Во время ее рассказа от меня не ускользнуло, как доставшаяся на мою долю девушка несколько раз подавила в себе желание рассмеяться. Самая неприметная на вид, она в то же время оказалась и самой смышленой, причем не без лукавства. Я спросил, какая смешинка залетела ей в рот, и она со всей откровенностью поведала, что, насколько ей известно, дочь священника в жизни не имела отношения к церкви; ее подобрала на паперти церкви Святого Георгия, где она побиралась, не имея крыши над головой и страдая чесоткой, некая дама, разглядев под слоем грязи смазливое личико, взяла к себе домой, вымыла и привела в божеский вид. Прослужив у этой дамы в младших чинах несколько месяцев, влечение которых она ухитрилась принять полгорода, девушка получила квалификацию опытной проститутки и повышение по службе, выразившееся в поступлении в этот вертеп.

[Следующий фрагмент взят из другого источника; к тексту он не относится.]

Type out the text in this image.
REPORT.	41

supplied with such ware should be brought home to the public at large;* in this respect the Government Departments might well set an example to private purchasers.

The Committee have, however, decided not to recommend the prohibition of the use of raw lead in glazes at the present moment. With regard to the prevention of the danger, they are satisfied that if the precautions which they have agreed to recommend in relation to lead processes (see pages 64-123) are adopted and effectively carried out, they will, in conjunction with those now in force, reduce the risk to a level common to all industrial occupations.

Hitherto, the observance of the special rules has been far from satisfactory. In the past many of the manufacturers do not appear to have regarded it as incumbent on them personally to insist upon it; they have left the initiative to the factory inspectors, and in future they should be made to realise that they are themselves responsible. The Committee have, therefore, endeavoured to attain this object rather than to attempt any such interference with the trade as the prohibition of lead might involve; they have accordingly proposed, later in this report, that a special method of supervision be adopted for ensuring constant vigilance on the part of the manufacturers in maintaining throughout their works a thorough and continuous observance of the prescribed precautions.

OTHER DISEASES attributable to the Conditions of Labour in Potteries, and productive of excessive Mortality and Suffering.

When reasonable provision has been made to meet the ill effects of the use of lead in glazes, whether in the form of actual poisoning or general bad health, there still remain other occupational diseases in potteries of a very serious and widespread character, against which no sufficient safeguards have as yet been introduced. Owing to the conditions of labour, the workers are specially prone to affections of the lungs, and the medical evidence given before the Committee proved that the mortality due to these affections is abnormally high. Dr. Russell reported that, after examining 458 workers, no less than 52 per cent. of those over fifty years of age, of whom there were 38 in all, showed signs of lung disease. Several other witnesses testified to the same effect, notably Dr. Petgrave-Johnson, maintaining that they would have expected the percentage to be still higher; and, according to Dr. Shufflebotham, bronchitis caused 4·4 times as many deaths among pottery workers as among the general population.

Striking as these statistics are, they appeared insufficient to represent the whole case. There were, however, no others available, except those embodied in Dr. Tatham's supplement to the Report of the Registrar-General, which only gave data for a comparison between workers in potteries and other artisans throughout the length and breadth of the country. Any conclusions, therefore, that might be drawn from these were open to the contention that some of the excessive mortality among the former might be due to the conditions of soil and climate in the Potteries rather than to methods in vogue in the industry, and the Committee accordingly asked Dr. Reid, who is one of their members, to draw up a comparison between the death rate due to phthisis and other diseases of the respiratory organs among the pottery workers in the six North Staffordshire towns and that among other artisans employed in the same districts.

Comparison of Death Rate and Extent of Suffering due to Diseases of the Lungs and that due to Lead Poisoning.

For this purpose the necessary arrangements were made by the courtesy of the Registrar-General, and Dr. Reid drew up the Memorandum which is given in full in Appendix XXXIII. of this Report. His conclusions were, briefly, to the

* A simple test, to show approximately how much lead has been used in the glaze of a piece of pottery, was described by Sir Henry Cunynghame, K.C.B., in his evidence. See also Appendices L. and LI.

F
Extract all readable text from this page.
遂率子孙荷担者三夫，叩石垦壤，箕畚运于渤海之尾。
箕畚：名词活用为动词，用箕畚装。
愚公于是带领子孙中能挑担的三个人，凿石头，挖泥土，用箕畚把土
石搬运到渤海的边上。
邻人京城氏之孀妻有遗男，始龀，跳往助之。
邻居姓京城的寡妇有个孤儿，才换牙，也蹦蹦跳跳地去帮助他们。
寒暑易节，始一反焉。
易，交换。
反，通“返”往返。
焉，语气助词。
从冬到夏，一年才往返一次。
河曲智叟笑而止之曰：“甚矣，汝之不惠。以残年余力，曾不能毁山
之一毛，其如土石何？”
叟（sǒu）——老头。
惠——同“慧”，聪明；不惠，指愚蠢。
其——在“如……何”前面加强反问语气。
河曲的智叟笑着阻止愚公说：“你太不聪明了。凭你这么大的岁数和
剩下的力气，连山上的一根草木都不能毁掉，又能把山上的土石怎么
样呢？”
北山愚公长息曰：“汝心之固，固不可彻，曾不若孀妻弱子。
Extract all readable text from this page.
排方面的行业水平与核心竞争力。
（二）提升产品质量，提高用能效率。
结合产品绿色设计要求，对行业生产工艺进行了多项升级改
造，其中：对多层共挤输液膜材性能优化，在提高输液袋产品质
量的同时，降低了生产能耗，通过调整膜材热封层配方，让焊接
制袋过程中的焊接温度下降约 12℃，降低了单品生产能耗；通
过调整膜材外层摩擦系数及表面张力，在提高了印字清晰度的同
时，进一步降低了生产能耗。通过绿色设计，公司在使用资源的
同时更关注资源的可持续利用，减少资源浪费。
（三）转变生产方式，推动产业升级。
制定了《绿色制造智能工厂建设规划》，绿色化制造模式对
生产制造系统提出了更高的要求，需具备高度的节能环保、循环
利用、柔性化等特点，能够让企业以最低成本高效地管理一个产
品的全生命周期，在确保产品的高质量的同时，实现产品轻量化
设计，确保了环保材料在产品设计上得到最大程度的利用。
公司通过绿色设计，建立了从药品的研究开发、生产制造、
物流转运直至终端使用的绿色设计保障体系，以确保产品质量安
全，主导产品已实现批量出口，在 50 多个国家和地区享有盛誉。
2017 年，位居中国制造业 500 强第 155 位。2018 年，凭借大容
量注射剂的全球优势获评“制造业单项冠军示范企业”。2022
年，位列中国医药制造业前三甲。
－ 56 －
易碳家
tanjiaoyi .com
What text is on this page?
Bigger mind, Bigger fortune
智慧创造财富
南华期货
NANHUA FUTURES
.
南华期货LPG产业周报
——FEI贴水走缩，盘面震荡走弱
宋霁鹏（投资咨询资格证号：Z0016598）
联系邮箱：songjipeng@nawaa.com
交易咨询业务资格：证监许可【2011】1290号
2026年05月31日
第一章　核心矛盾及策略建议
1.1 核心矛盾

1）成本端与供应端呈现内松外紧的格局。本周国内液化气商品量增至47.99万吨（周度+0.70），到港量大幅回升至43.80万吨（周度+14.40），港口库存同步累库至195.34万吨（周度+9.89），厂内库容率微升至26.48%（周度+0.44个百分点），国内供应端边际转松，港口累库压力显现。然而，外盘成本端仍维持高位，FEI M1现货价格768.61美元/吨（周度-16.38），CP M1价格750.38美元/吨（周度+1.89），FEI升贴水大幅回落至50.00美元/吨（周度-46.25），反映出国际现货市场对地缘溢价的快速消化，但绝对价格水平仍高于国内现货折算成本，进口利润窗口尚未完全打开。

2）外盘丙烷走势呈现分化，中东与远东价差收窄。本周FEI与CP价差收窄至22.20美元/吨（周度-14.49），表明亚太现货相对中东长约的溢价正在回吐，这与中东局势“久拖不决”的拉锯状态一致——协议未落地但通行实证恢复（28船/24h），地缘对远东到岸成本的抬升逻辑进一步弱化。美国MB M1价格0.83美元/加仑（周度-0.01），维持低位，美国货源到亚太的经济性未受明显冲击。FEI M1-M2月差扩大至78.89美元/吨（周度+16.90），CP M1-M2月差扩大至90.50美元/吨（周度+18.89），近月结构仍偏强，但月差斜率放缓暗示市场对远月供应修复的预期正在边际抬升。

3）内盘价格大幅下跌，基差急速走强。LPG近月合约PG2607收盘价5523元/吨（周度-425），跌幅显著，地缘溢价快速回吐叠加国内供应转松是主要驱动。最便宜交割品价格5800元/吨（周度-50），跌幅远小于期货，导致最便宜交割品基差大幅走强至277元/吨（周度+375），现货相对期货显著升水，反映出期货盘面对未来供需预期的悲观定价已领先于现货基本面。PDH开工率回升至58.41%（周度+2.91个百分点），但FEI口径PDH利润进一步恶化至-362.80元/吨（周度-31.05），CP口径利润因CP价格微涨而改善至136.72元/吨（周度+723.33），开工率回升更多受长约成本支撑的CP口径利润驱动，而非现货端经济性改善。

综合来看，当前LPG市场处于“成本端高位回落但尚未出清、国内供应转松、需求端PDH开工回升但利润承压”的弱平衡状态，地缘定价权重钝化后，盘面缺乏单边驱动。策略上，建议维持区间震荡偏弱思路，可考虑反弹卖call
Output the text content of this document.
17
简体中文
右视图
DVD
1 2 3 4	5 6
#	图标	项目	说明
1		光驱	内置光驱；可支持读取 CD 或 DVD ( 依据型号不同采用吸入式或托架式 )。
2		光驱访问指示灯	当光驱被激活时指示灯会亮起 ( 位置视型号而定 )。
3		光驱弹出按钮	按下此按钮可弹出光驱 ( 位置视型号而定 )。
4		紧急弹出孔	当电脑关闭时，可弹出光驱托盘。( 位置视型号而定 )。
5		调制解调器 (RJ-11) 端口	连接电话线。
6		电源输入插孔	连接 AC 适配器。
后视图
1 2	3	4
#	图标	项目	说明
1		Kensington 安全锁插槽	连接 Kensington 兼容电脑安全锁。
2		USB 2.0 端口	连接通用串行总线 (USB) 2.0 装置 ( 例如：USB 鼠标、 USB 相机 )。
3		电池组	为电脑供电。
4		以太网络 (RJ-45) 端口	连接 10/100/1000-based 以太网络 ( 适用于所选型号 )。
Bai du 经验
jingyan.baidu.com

Вопрос пошел по кругу, и у каждой из девиц нашлись в прошлом трагические обстоятельства: крушение семьи и предательство близкого человека, который самым наглым образом обвел ее вокруг пальца и бросил; и всякий раз моя дама отпускала вполголоса какое-нибудь едкое замечание, пока очередь не дошла до нее и она как ни в чем не бывало заявила следующее:

– Джентльмены, если вас снедает любопытство относительно моего жизненного пути, надеюсь, вы будете столь любезны придержать его, пока я не выдумаю подходящую историю, чего еще не успела сделать, – разве что удовлетворитесь правдой, которая заключается в том, что я выросла в хорошей семье, но когда подошел возраст созревания и меня начали обуревать смутные желания, никто не надоумил меня, как с ним справляться, и я дала им полную волю над собой. Вскоре молоденький подмастерье, что служил по соседству, вовлек меня в тайные сношения, и в конце концов, после ряда приключений, я оказалась здесь.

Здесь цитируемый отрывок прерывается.